Is it a uniquely female experience to meet another woman, fall for her brains and beauty and brawn and complications and want to consume her? ... The protagonist in Michelle Hart’s debut novel feels this pull on every page of We Do What We Do in the Dark ... While there’s all this talk about dystopian fiction set in worlds where men no longer exist, Hart has written a realistic world where women do all the talking, to each other, and rarely about the men in their lives. It’s a world that, though a little lachrymose, is still a pleasure to live in ... Hart’s novel does something exceptional that few pieces of fiction have done successfully: She presents the older married professor as not only a complicated figure worthy of desire and suspicion, but makes her a woman too. A weaker novel would’ve made the woman 'the man' instead ... We Do What We Do in the Dark has flashes of Sally Rooney’s Conversations With Friends, or Halle Butler’s The New Me. Sometimes it’s erotic, sometimes it’s devastating. Maybe this is what the new erotic thriller has morphed into in literature — less about the horror of sex and romance and more about the thrill of quiet despair and ruin. But the writing always crackles, written by someone who clearly knows what it’s like to desire another woman in ways you just barely understand.

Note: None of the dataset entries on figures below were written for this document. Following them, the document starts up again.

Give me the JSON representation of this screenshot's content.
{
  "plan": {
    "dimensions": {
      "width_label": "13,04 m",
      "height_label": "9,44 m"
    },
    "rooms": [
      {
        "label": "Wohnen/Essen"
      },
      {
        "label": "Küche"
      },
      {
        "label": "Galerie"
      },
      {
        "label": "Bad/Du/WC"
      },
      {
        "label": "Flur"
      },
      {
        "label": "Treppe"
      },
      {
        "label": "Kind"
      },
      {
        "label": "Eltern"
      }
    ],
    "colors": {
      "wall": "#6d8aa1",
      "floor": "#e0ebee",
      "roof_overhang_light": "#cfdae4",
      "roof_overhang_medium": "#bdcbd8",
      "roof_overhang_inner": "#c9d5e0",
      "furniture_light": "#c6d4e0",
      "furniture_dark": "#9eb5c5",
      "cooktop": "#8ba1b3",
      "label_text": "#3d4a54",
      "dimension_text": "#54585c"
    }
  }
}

On the surface, Michelle Hart’s debut novel might fall into the category of a book in which nothing happens. But that’s part of its subterfuge. This story lives up to its title; its meaning lies in its shadows ... While the theme of mothers and daughters overlays this book, it is a camouflage. This is a novel about the specific breed of crippling loneliness that often accompanies burgeoning queer desire ... In the end, this book is not an erotic thriller, nor a comment on #MeToo, nor an elegiac coming-of-age story about surviving a parent’s death. It’s more interesting. We Do What We Do in the Dark is a novel of coming out — not just as a queer woman but as a person. Mallory is sharing her story, embracing her desire and, in doing so, embracing herself.